Robust Tools
Dec 30, 2020 10:37 · 889 words · 5 minute read
Good tools are robust. This doesn’t just mean that they don’t fail, it means that in many instances they can’t fail. They take common failure modes off the table, freeing you to use them and focus on your goals.
Impossible Failure Modes
For a robust tool many failure modes are, by design, simply impossible, to the point where it’s hard to imagine what those failure modes are.
Consider a solid metal hammer. What are its possible failure modes? I could hit my hand by mistake. That’s pretty much it.
How about a hammer with a wooden handle and a metal head? This introduces new failure modes: the attachment between the head and the handle could fail, or the wooden handle could break.
On the other hand, in no universe does a hammer let me accidentally paint a nail, or embed the nail in a piece of wood ten feet away, or remove all the oxygen from the room. The hammer is robust to these failure modes, to the point where they seem nonsensical. That’s what it means for a tool to be robust.
Not All Failures Are Made Equal
ls
and rm
are two common software tools. ls
lists the contents of a directory and rm
deletes files. Both of these have failure modes, typically in the form of “I typed the wrong command by mistake”. Do this with ls
and the worst that happens is some unexpected output or an error message. Do this with rm
and you could delete everything on your computer.
In this sense ls
is more robust than rm
, even though both support the same “bad input” failure mode. ls
might hit your hand, but it won’t remove the oxygen from the room.
Simpler is More Robust
Simple tools are more often robust than complicated ones. Hammers are more robust than cars. A car usually transports people from one where they are to where they want to be, but it has a long list of exotic failure modes including
- Not starting.
- Exploding.
- Moving into a solid object (crashing).
- Not moving to the right place (getting lost).
and so on. Fortunately by careful engineering most of these failure modes can be made very unlikely, and can mitigate the consequences when things do go wrong. That’s what’s driven most of the reduction in fatal car accidents in the last century.
Robust Patterns
Robust tools often use similar design patterns. Some of the commons ones are:
1. Modularity
Modularity means that the tool is composed of pieces, each of which solves a simpler problem. Because simpler tools are more robust than complicated ones, modular design makes tools more robust. Modules are also often re-used between tools, making it more likely that failure modes will be caught.
2. Consistency
Consistency means that the tool presents a consistent view of its internal state at all times. This makes the tool more likely to reflect a meaningful abstraction. For instance, if there isn’t enough gas in the tank for the car to start, the fuel gauge should point to empty. If there is enough gas, the gauge should not point to empty. This makes the car reflect a useful abstraction (“a device with gas in the tank that is either sufficient or not”). Failure to be consistent allows the user to think there is enough gas and then have the car fail to start, or decide not to try starting the car even when there is enough gas.

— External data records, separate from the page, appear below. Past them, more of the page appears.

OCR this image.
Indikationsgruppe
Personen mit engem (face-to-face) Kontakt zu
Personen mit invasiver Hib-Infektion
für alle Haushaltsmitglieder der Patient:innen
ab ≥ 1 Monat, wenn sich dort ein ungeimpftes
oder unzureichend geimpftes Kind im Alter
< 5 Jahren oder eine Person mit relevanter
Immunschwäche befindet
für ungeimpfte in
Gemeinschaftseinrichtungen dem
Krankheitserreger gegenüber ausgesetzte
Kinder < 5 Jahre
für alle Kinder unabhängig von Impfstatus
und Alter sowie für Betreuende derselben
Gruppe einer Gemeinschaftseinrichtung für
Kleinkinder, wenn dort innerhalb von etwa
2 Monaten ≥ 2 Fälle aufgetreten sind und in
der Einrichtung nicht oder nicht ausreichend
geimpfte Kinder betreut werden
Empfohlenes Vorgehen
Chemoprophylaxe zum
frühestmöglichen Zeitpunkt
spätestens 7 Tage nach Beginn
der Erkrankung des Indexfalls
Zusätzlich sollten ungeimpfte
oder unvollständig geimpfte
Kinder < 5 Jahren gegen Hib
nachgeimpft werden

3. Fail-Safe and Fail-Loud
Some failure modes are unavoidable. Sometimes the user gives a bad input. Sometimes they forget a crucial step. In these cases it is better to fail safely and loudly. Not All Failures Are Made Equal! This transforms the failure into feedback for the user.
In software safe failure usually means halting, saving state, or preserving an “undo” option. With physical tools safe failure means preventing damage, like a car that automatically slows down when it approaches an obstacle even when the driver tells it to keep going.
Loud failure means telling the user what went wrong in a way they can’t ignore.
Robust Tools Express Values
In order to make a tool robust you, the tool designer, need to decide what your tool is meant for. This is a value judgement.
A car that ignores the driver and slows before an obstacle expresses the value that cars are not meant to crash. Software that halts on an error expresses the value that errors are bad and probably unintended. A hammer that doesn’t also remove oxygen expresses the value that hammers are for nails.
These may seem like obvious values, but many tools pick contrary values, often for good reason. By default bash scripts and php code keep going even if they hit errors. This, too, expresses a value judgement. “Halting is worse than an error." And this value makes such tools robust against certain failure modes like “halting on bad input”.
This also means that robustness is relative to use case and user. An obstacle-avoiding car is only robust in the hands of a user who wants to get from A to B. It’s horribly failure-prone for a police officer in a high-speed chase. Similarly, bash continuing through errors makes it robust for users who can’t tolerate halting, but fragile for users who really care about correct execution.